For the last five years my life has mostly been consumed with caring for my youngest daughter who suffers from a severe mental illness.  About five months ago, our psychiatrist was finally able to find a combination of medications that put her illness under control.  Now that she is stable, the violence and obvious problems have stopped; additionally, with the passage of time, she has begun making better life choices. 

But the stress of the previous five years has taken its toll on me and I’m still suffering from the negative effects.  This, I remind myself, is normal.  About eighteen years ago, when her biological brother died of SIDS while in our care as his foster parents (he was less than three months old), the repercussions of that sad event rippled out for more than a decade.  First there was the grief, followed by the fear of losing our other children during the subsequent investigation; then there was the lawsuit.  From start to finish, our lives were under a cloud until the lawsuit was dismissed after about three years. 

            The consequence of those three years of stress endured for several years afterward, casting a shadow on our lives that made it harder to function in a normal way.  In fact, how I’m feeling today is reminiscent, as I think about it, to how I felt during those years following the death of our foster son.  Unlike the lawsuit being dismissed, however, the stress of the last five years of my daughter’s mental illness has not come to a dramatic conclusion.  The last five years were a rollercoaster, with a series of intermittent shocks from her first decline into violence, to the periodic physical and verbal attacks that happened at random, and usually multiple times a day; the struggles of getting her to stay in school, of finding ways to control her increasingly irrational and violent behavior, to her hospitalizations and finally coming out on the other side with her, at least for now, stable and finally starting to make good choices.

            Then there’s the additional stress: the knowledge that stability is not necessarily a forever thing: that medications, over time, can lose their effectiveness due to her body becoming acclimatized to them. There can be changes in her physiology due to aging, changes in weight and overall health, to the unpredictable consequences of stresses that she might face in her daily life, all of which can undermine her medications’ effectiveness.  The peace from the preceding storm could easily, and very abruptly end.

            On top of that major stress of my daughter’s mental illness, there have been the added normal stresses of life: from the death of a parent, to personal health issues, to broken pipes and clogged drains, to new responsibilities that have come upon me as a consequence of our pastor resigning from our church after twenty-one years of service. Even though his going was congenial and due to his desire to retire to Missouri, I became the one to pick up the reigns and become both the substitute pastor and the head of the committee searching for a permanent replacement (with limited progress thus far). 

            Recently at our church as we had a potluck dinner and gathered to take down the Christmas decorations. We also decided on the next topic for our Sunday evening Bible studies—as well as who might like to lead such studies for the next six weeks.  Unsurprisingly, I got tasked with the job.

            Kathy, our keyboardist and music director, asked the question—as we sat around eating the potluck—“How is it that we’ve become the ones to be in charge of everything?” 

None of us who were there have ever sought out positions of responsibility, and yet somehow it has happened to us.  Kathy not only plays the keyboard on Sunday morning she also is the one who picks out the songs and is in charge of the musical part of our service each week.  She never had this as one of her goals in life; it’s not on her bucket list; she didn’t seek it out. It just sort of fell into her lap by default. 

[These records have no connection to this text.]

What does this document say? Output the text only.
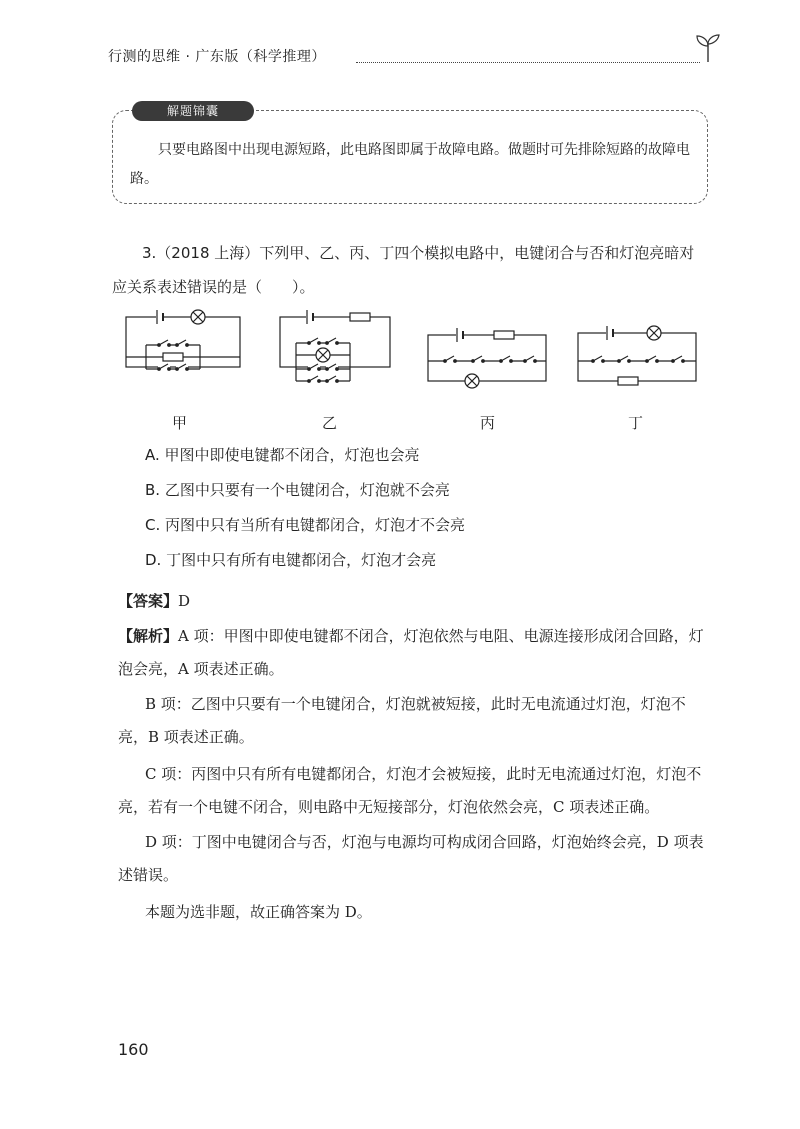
行测的思维 · 广东版（科学推理）
解题锦囊
只要电路图中出现电源短路，此电路图即属于故障电路。做题时可先排除短路的故障电路。
3.（2018 上海）下列甲、乙、丙、丁四个模拟电路中，电键闭合与否和灯泡亮暗对应关系表述错误的是（　　）。
甲	乙	丙	丁
A. 甲图中即使电键都不闭合，灯泡也会亮
B. 乙图中只要有一个电键闭合，灯泡就不会亮
C. 丙图中只有当所有电键都闭合，灯泡才不会亮
D. 丁图中只有所有电键都闭合，灯泡才会亮
【答案】D
【解析】A 项：甲图中即使电键都不闭合，灯泡依然与电阻、电源连接形成闭合回路，灯泡会亮，A 项表述正确。
B 项：乙图中只要有一个电键闭合，灯泡就被短接，此时无电流通过灯泡，灯泡不亮，B 项表述正确。
C 项：丙图中只有所有电键都闭合，灯泡才会被短接，此时无电流通过灯泡，灯泡不亮，若有一个电键不闭合，则电路中无短接部分，灯泡依然会亮，C 项表述正确。
D 项：丁图中电键闭合与否，灯泡与电源均可构成闭合回路，灯泡始终会亮，D 项表述错误。
本题为选非题，故正确答案为 D。
160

Eric who serves as the treasurer (he writes the checks, keeps the books, and pays the bills) likewise has his position because, well, someone had to do it and he had the time. He’s a computer software programmer. 

And I’m preaching and teaching simply because I have the formal training for such things and perhaps simply because no one else wants to do it.

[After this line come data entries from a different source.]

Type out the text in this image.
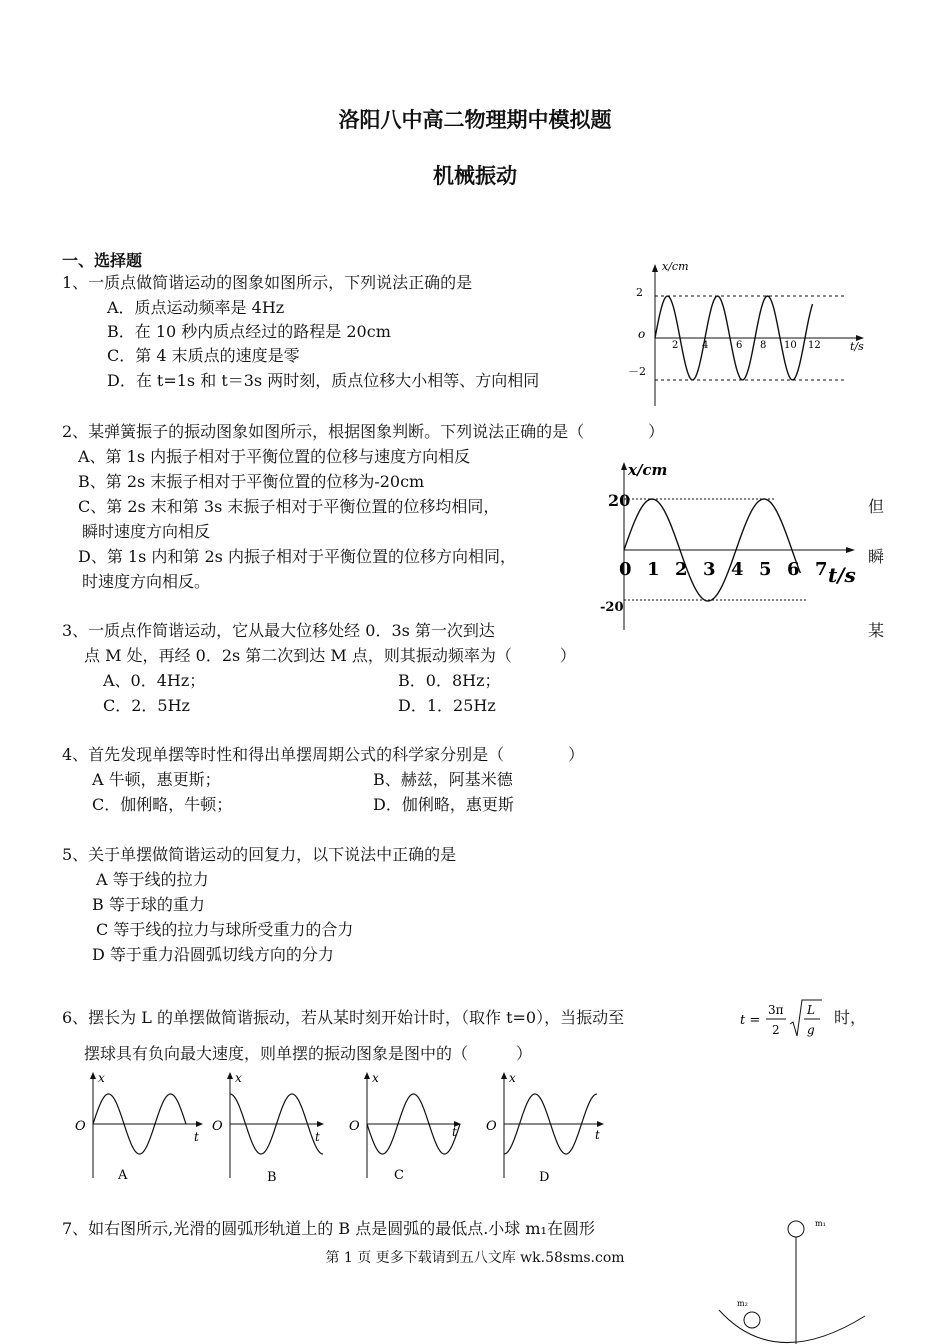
洛阳八中高二物理期中模拟题
机械振动
一、选择题
1、一质点做简谐运动的图象如图所示，下列说法正确的是
A．质点运动频率是 4Hz
B．在 10 秒内质点经过的路程是 20cm
C．第 4 末质点的速度是零
D．在 t=1s 和 t＝3s 两时刻，质点位移大小相等、方向相同
x/cm
t/s
o
2
－2
2 4	6 8 10 12
2、某弹簧振子的振动图象如图所示，根据图象判断。下列说法正确的是（　　　　）
A、第 1s 内振子相对于平衡位置的位移与速度方向相反
B、第 2s 末振子相对于平衡位置的位移为-20cm
C、第 2s 末和第 3s 末振子相对于平衡位置的位移均相同，
瞬时速度方向相反
D、第 1s 内和第 2s 内振子相对于平衡位置的位移方向相同，
时速度方向相反。
但
瞬
x/cm
t/s
20
-20
0 1 2 3 4 5 6 7
3、一质点作简谐运动，它从最大位移处经 0．3s 第一次到达	某
点 M 处，再经 0．2s 第二次到达 M 点，则其振动频率为（　　　）
A、0．4Hz；	B．0．8Hz；
C．2．5Hz	D．1．25Hz
4、首先发现单摆等时性和得出单摆周期公式的科学家分别是（　　　　）
A 牛顿，惠更斯；	B、赫兹，阿基米德
C．伽俐略，牛顿；	D．伽俐略，惠更斯
5、关于单摆做简谐运动的回复力，以下说法中正确的是
A 等于线的拉力
B 等于球的重力
C 等于线的拉力与球所受重力的合力
D 等于重力沿圆弧切线方向的分力
6、摆长为 L 的单摆做简谐振动，若从某时刻开始计时，（取作 t=0），当振动至	t =
3π
2
L
g
时，
摆球具有负向最大速度，则单摆的振动图象是图中的（　　　）
x
t
O
A
x
t
O
B
x
t
O
C
x
t
O
D
7、如右图所示,光滑的圆弧形轨道上的 B 点是圆弧的最低点.小球 m₁在圆形	m₁
m₂
第 1 页 更多下载请到五八文库 wk.58sms.com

            In 1980, John Lennon, the musician and former Beetle sang “Life is what happens to you while you are busy making other plans.”  The song line apparently derived from something written by Allen Saunders in 1957: “Life is what happens to us while we are making other plans.” 

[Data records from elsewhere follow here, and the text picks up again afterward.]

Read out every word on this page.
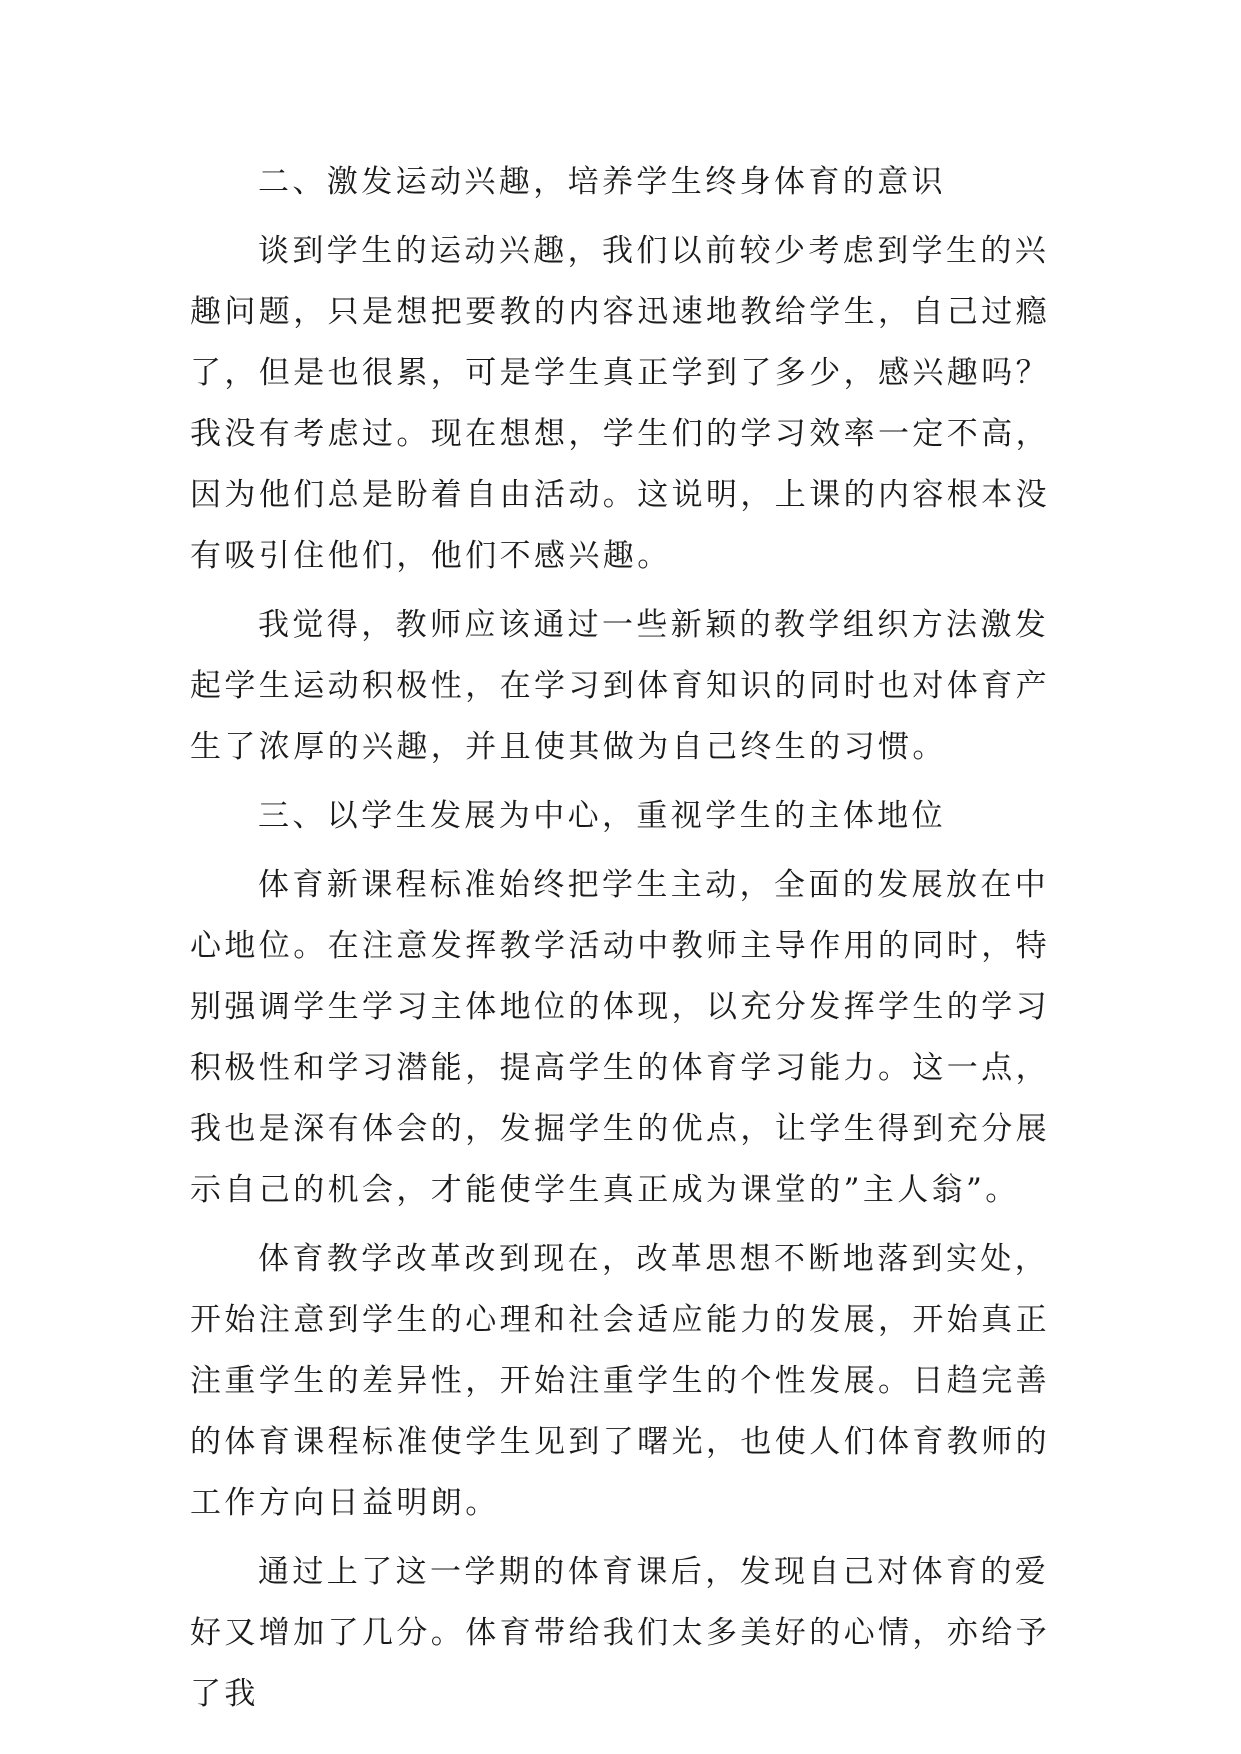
二、激发运动兴趣，培养学生终身体育的意识

谈到学生的运动兴趣，我们以前较少考虑到学生的兴趣问题，只是想把要教的内容迅速地教给学生，自己过瘾了，但是也很累，可是学生真正学到了多少，感兴趣吗？我没有考虑过。现在想想，学生们的学习效率一定不高，因为他们总是盼着自由活动。这说明，上课的内容根本没有吸引住他们，他们不感兴趣。

我觉得，教师应该通过一些新颖的教学组织方法激发起学生运动积极性，在学习到体育知识的同时也对体育产生了浓厚的兴趣，并且使其做为自己终生的习惯。

三、以学生发展为中心，重视学生的主体地位

体育新课程标准始终把学生主动，全面的发展放在中心地位。在注意发挥教学活动中教师主导作用的同时，特别强调学生学习主体地位的体现，以充分发挥学生的学习积极性和学习潜能，提高学生的体育学习能力。这一点，我也是深有体会的，发掘学生的优点，让学生得到充分展示自己的机会，才能使学生真正成为课堂的”主人翁”。

体育教学改革改到现在，改革思想不断地落到实处，开始注意到学生的心理和社会适应能力的发展，开始真正注重学生的差异性，开始注重学生的个性发展。日趋完善的体育课程标准使学生见到了曙光，也使人们体育教师的工作方向日益明朗。

通过上了这一学期的体育课后，发现自己对体育的爱好又增加了几分。体育带给我们太多美好的心情，亦给予了我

Those words by Saunders seem to describe our reality: certainly all of us have, and had, goals for our lives.  To a large extent, we’ve managed to achieve them: Eric wanted to work with computers, Kathy wanted to be involved in music and photography, and I wanted to be a writer. But life is more than our plans or intentions, whether it is winding up as a long-term substitute pastor, or having a daughter who is severely mentally ill.  Life presents us with challenges and we generally find that we have little choice in accepting them.